As British- and German-trained artists travelled to America and Australia, they re-invented European landscape traditions. In the New World the land itself becomes a heroic character in the pictorial narrative. Crystalline air, vast skies, expansive plains and valleys all emphasise the size of the continents. Von Guérard and Chevalier even participated in expeditions to survey geological features of the new land.

Paintings by American and Australian artists explore the ways in which immigrants depicted unfamiliar territories. From scenes close to home, painters then portrayed newly explored terrain before venturing further, into the wilderness. In ‘Cawood’, on the Ouse River Glover depicted the wide-open spaces of his new country. The Americans Cole, Church and Bierstadt, like Australian painters such as Glover and von Guérard, represent English and German Romantic traditions.

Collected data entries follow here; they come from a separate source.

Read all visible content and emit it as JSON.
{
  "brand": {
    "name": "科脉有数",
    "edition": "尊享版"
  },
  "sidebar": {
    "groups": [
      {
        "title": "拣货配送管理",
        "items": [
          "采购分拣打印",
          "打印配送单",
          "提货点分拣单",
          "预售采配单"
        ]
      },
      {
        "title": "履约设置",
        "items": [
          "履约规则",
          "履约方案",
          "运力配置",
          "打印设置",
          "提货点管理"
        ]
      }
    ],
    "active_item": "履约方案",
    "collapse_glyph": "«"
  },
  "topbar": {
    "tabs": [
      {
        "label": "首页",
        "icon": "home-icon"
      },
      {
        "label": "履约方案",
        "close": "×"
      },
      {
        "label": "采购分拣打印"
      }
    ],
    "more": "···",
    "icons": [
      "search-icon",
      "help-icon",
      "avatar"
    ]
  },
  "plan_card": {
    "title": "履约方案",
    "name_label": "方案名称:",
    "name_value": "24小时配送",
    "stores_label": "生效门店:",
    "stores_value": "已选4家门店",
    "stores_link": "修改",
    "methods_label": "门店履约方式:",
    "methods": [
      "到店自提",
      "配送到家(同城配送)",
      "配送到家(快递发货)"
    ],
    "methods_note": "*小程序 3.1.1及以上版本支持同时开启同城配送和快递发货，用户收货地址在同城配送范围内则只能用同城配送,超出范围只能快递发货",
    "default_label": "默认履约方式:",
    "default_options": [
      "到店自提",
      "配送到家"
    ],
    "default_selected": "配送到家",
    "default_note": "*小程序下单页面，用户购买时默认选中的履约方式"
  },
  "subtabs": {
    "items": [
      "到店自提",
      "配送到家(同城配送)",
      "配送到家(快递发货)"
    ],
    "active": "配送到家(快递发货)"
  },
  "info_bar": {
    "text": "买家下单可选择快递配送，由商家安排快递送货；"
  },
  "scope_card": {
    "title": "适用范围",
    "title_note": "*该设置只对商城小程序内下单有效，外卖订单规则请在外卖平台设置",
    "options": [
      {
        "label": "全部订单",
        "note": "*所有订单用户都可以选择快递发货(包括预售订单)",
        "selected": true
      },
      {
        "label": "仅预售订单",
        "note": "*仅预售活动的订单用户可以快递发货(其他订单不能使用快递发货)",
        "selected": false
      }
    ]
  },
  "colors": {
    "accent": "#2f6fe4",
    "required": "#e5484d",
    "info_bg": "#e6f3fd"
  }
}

Artists luxuriated in the elemental and extremes of untameable nature – charred trees, icy fjords, clear rivers and volcanic springs – but they also depicted more prosaic marshlands and twilit evening skies. Church ventured to Colombia and Ecuador in 1853. His South American landscape brings together tropical jungle, snow-covered mountains, buildings, people and a waterfall.

Landscape painters mark the rise of national consciousness in Russia, Scandinavia and elsewhere. The Swiss artist Calame reveals also the contemporary importance of ‘landscape tourism’ in Europe: the naturalistic fidelity and beauty of his paintings appealed to a large audience.